Manuel wrote about how and why we’ve Migrated our Architecture Blueprints to Jetpack Compose, and some issues we faced in doing so.
Pietro wrote about how to enable split screen use cases using the Android 7.0 FLAG_ACTIVITY_LAUNCH_ADJACENT flag to open your Activity in a new adjacent window on Android 12L. (and some supported Android 11+ devices)
Let’s take a look at what’s been up with AndroidX releases since the last episode of Now in Android.
AppCompat AppCompat-Resources Version 1.5.0-alpha01 contains a bunch of bugfixes, as well as updated nullability to match Android 13 DP2 and a few small compatibility features involving TextView, AppCompatDialog, SearchView, and SwitchCompat.
Navigation Version 2.4.2 has been released with all the new bugfixes backported from the 2.5 alpha releases.
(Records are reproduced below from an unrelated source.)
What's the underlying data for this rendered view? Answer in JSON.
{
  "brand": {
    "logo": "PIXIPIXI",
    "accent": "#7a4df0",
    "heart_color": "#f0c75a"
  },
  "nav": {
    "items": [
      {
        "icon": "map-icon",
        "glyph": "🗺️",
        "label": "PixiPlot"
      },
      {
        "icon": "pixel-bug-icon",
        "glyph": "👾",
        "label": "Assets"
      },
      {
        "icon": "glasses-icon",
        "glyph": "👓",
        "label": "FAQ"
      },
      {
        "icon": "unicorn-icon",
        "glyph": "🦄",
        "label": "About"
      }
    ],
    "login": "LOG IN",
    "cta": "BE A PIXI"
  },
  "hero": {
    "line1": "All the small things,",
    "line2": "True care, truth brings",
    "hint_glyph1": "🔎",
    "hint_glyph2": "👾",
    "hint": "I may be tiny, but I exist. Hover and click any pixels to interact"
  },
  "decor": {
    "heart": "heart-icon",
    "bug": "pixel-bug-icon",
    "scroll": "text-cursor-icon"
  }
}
There has been one episode of Android Developers Backstage posted since the last Now in Android.
In this episode Tor, Chet, and Romain chat with Derek and Brian from the Skia team about Skia (the graphics layer that backs the Android Canvas APIs), pixel shaders, and the new “AGSL” API that lets you provide pixel shaders for advanced graphics effects, which was recently added as part of the Android T preview release. If you’re interested in graphics technology, this is the episode for you.
That’s it for this time with Expanding the Play Target SDK Requirements, Android Attestation and Remote Provisioning, more MAD Skills: Architecture, TV and large screens, Cars, Google Play Academy, Graphics, Game Development, and AndroidX releases. Come back here soon for the next update from the Android developer universe.